Well I love cringey stuff. Obviously Extras is an influence on the show for me or the British Office. Those are just shows that I was obsessed with starting out, and I think you can see some of that influence there. That’s what it feels like a lot of the time for me to be alive. It’s not always easy. It’s not always smooth. And there’s often just these moments where you have no idea what to say, or you wish you hadn’t said what you said. And especially when you’re doing comedy, the number of awkward exchanges I had… When Bill Burr was on the set, I would tell him stories about standing outside of The Cellar and me making a joke that died and he made fun of me for 10 minutes. And now we laugh about it. But it would be a disservice to the community, I know we keep talking about the community, but I’m trying to keep in mind all of the awkward discomfort that almost every comedian I know experiences when they’re coming up. And frankly still experiences from time to time. Because when you’re dealing with a lot of funny but ultimately, I don’t want to say damaged but let’s say quirky, people you’re going to have a lot of moments where you eat some shit.
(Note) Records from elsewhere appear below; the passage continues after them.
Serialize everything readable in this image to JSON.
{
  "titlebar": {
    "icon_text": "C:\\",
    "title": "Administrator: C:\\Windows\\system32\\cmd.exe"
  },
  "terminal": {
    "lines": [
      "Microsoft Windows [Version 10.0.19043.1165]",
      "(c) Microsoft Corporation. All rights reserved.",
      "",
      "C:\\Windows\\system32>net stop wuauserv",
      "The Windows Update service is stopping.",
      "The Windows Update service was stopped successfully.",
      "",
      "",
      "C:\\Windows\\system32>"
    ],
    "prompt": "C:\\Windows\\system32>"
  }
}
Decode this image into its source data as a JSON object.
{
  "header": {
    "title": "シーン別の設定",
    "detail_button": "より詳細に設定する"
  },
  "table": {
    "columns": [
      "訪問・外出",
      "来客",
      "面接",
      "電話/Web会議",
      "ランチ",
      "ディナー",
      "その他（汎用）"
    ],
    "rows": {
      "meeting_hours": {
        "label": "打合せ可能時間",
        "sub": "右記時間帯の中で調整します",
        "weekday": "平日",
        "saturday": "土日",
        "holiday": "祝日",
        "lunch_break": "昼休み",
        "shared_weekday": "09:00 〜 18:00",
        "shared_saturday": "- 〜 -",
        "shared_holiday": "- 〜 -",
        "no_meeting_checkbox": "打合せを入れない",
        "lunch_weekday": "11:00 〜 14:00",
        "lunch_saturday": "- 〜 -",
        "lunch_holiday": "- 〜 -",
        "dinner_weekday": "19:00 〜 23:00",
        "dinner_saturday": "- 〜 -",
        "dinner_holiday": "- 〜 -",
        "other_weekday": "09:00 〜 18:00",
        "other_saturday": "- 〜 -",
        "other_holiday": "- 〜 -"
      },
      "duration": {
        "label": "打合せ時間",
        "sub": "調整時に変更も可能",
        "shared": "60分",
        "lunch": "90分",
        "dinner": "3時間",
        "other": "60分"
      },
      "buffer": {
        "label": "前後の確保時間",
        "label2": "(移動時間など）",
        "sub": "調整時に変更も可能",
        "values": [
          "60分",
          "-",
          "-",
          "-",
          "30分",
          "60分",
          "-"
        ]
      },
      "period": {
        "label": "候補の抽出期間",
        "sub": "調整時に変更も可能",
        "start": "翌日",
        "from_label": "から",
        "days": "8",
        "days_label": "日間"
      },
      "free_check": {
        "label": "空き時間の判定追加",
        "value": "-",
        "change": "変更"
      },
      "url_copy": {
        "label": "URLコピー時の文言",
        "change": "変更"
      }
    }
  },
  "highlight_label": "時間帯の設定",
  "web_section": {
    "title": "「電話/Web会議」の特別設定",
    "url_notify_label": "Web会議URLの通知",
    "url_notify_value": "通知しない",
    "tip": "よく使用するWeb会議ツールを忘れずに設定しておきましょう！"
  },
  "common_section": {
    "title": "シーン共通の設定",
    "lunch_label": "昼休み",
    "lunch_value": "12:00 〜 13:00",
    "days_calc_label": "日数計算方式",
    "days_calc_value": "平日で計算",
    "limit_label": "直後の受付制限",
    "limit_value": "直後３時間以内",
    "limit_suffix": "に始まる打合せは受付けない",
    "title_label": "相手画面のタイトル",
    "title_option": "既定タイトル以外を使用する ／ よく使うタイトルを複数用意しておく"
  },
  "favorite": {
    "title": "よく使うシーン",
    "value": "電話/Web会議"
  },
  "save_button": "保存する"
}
And those are the moments that make me laugh as a viewer and those are the moments that make me feel like we’re representing what it feels like to be a comedian. So there’s always going to be plenty of those.
And maybe that’s something that can be used as almost a cautionary tale for those looking to go into stand-up as well.
Well yeah, I could’ve used it. I could’ve used a heads up. It’s like I didn’t know that it was going to be so ball-busty. I didn’t know what they meant when they said you had to have a thick skin. I thought it was like the club owners and maybe the audiences. But it turns out it’s almost everywhere. You’re sort of surrounded right from the beginning. And even the sweeter comedians have to go in with their guard up a little bit if they’re going to survive.
Crashing airs Sunday nights on HBO at 10 PM EST.